Sur les demandes relatives à l’article 700 du code de procédure civile
Attendu que PHILANEDOR, pour assurer sa défense, a dû engager des frais non compris dans les dépens qu’il serait inéquitable de laisser à sa charge, le tribunal condamnera DEPIL & YOUNG à verser à PHILANEDOR la somme de 5 000 euros en application de l’article 700 du code de procédure civile, déboutant pour le surplus.
Sur l’exécution provisoire
Le tribunal rappelle que l’exécution provisoire du jugement est de droit, nonobstant appel et sans caution.
Sur les dépens
Attendu enfin, qu’elle succombe en ses prétentions, DEPIL & YOUNG sera condamnée aux dépens.
Il sera statué dans les termes ci-après sans qu’il soit besoin d’examiner plus avant les autres moyens des parties, que le tribunal considère comme inopérants ou mal fondés.
PAR CES MOTIFS
Le tribunal statuant publiquement, par jugement contradictoire en premier ressort :
déboute, PHILANEDOR de ses demandes principales au titre de la nullité du contrat, de la perte de chance, du remboursement du droit d’entrée, de redevances et d’assistance et de formation initiale,
déboute, DEPIL & YOUNG de sa demande de condamnation au titre des
redevances, des frais de communication et de la formation,
déboute DEPIL & YOUNG de sa demande de dommages-intérêts en réparation du préjudice financier,
déboute DEPIL & YOUNG de sa demande au titre de la violation de la clause de nonconcurrence contractuelle et post-contractuelle et de sa demande d’ordonner de cesser toute activité concurrente à partir du siège social de la société PHILANEDOR et sur les territoires prévus contractuellement,
déboute DEPIL & YOUNG au titre du préjudice moral au titre de la clause de nonconcurrence,
déboute DEPIL & YOUNG au titre du préjudice d’image,
déboute PHILANEDOR au titre de ses demandes de remboursement de redevances et de la formation,
condamne DEPIL & YOUNG à payer à PHILANEDOR la somme de 1 750 euros HT, condamne DEPIL & YOUNG à verser à PHILANEDOR la somme de 5 000 euros en application de l’article 700 du code de procédure civile,
condamne DEPIL & YOUNG aux dépens dont ceux à recouvrer par le greffe, liquidés à la somme de 70,39 € dont 11,52 € de TVA,
déboute les parties de leurs demandes autres, plus amples et contraires.

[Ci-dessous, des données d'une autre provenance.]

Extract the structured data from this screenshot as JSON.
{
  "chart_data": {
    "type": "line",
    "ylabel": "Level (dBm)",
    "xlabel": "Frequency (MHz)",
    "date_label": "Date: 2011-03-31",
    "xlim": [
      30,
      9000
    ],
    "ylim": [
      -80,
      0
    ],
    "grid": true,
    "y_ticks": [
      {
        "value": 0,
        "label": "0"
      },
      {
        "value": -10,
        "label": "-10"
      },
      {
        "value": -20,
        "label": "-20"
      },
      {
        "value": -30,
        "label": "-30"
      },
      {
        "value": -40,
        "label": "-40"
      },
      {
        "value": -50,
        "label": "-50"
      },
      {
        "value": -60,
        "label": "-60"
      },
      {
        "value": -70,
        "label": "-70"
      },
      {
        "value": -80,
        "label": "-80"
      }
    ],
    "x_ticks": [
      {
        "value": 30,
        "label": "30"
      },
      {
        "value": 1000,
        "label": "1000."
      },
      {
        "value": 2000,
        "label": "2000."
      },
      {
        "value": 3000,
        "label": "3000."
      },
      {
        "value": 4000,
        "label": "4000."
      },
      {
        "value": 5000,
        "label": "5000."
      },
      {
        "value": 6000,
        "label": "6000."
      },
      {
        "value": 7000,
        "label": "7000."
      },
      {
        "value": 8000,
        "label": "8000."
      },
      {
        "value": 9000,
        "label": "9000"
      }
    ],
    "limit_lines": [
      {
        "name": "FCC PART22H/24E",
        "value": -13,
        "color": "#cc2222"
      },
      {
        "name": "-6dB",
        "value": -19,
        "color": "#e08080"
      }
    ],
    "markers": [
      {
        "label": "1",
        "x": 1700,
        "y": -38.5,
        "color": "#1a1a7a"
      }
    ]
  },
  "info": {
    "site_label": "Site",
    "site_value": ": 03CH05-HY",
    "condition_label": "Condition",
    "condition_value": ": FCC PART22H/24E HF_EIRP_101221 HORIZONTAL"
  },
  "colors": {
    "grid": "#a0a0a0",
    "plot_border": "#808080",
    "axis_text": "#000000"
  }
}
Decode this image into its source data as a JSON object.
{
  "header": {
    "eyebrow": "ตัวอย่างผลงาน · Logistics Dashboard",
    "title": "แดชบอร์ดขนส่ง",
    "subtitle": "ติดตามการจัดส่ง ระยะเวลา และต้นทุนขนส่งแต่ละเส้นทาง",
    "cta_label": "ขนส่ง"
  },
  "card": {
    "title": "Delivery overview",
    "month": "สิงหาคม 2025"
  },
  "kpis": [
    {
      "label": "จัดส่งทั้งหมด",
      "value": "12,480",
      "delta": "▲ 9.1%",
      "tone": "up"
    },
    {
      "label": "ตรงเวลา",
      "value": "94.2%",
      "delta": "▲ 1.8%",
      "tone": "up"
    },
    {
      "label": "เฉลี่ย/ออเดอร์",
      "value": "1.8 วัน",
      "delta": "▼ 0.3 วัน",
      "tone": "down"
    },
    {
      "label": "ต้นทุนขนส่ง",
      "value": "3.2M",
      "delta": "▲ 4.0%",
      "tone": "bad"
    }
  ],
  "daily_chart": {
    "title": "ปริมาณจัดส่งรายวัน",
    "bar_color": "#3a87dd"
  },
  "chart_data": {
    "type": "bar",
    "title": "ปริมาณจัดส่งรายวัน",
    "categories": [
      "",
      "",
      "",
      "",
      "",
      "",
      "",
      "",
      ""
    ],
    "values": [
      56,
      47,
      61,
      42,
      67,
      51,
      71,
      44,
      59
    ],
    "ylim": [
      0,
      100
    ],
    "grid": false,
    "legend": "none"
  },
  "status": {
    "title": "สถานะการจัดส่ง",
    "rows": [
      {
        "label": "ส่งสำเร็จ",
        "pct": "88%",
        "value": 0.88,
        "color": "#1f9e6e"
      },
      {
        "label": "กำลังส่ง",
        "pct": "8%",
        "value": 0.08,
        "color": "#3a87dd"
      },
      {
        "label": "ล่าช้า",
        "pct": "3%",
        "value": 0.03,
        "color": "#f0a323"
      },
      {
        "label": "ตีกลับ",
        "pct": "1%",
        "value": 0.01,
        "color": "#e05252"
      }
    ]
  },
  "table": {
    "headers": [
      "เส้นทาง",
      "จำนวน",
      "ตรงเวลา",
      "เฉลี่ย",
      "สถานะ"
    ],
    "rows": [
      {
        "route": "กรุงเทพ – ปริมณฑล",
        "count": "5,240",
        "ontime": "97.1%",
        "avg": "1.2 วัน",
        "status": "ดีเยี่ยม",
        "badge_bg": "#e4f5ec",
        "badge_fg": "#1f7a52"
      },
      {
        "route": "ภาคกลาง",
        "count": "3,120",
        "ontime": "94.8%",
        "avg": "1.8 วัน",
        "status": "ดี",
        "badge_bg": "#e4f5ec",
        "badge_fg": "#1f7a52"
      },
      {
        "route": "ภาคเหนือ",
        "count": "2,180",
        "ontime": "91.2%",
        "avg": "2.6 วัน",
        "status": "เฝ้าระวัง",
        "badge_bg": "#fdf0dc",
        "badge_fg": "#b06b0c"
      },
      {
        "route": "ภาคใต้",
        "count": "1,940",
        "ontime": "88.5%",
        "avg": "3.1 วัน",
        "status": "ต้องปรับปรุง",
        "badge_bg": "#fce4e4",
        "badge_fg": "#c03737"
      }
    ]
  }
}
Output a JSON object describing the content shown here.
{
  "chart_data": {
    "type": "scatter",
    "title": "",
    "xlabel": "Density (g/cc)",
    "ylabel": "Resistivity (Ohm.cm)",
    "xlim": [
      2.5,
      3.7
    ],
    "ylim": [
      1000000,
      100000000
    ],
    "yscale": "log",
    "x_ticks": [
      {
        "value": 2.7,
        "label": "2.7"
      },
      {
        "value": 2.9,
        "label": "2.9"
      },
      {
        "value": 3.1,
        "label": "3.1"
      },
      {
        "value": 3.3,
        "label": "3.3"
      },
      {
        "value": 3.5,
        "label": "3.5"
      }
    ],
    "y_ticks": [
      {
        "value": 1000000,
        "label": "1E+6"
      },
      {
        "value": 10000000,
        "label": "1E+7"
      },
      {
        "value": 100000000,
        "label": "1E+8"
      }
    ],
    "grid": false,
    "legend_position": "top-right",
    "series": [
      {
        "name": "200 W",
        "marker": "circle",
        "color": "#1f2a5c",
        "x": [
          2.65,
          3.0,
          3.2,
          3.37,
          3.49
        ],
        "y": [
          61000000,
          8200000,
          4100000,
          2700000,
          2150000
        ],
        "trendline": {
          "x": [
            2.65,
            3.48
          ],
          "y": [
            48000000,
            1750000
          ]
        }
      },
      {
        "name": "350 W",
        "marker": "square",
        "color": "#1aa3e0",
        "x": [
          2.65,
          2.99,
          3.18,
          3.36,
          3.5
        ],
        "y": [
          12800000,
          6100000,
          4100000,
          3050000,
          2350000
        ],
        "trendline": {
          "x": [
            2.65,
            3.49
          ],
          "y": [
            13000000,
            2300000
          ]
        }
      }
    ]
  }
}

En application des dispositions de l’article 871 du code de procédure civile, l’affaire a été débattue le 02 juillet 2024, en audience publique, devant M. Christophe Excoffier, juge chargé d’instruire l’affaire, les représentants des parties ne s’y étant pas opposés.
Ce juge a rendu compte des plaidoiries dans le délibéré du tribunal, composé de : M. Christophe Excoffier, M. Pascal Allard et M. Pierre Bosche.
Délibéré le 1er avril 2025 par les mêmes juges.
Dit que le présent jugement est prononcé par sa mise à disposition au greffe de ce tribunal, les parties en ayant été préalablement avisées lors des débats dans les conditions prévues au deuxième alinéa de l’article 450 du code de procédure civile.
La minute du jugement est signée par M. Christophe Excoffier président du délibéré et par Mme Brigitte Pantar, greffier.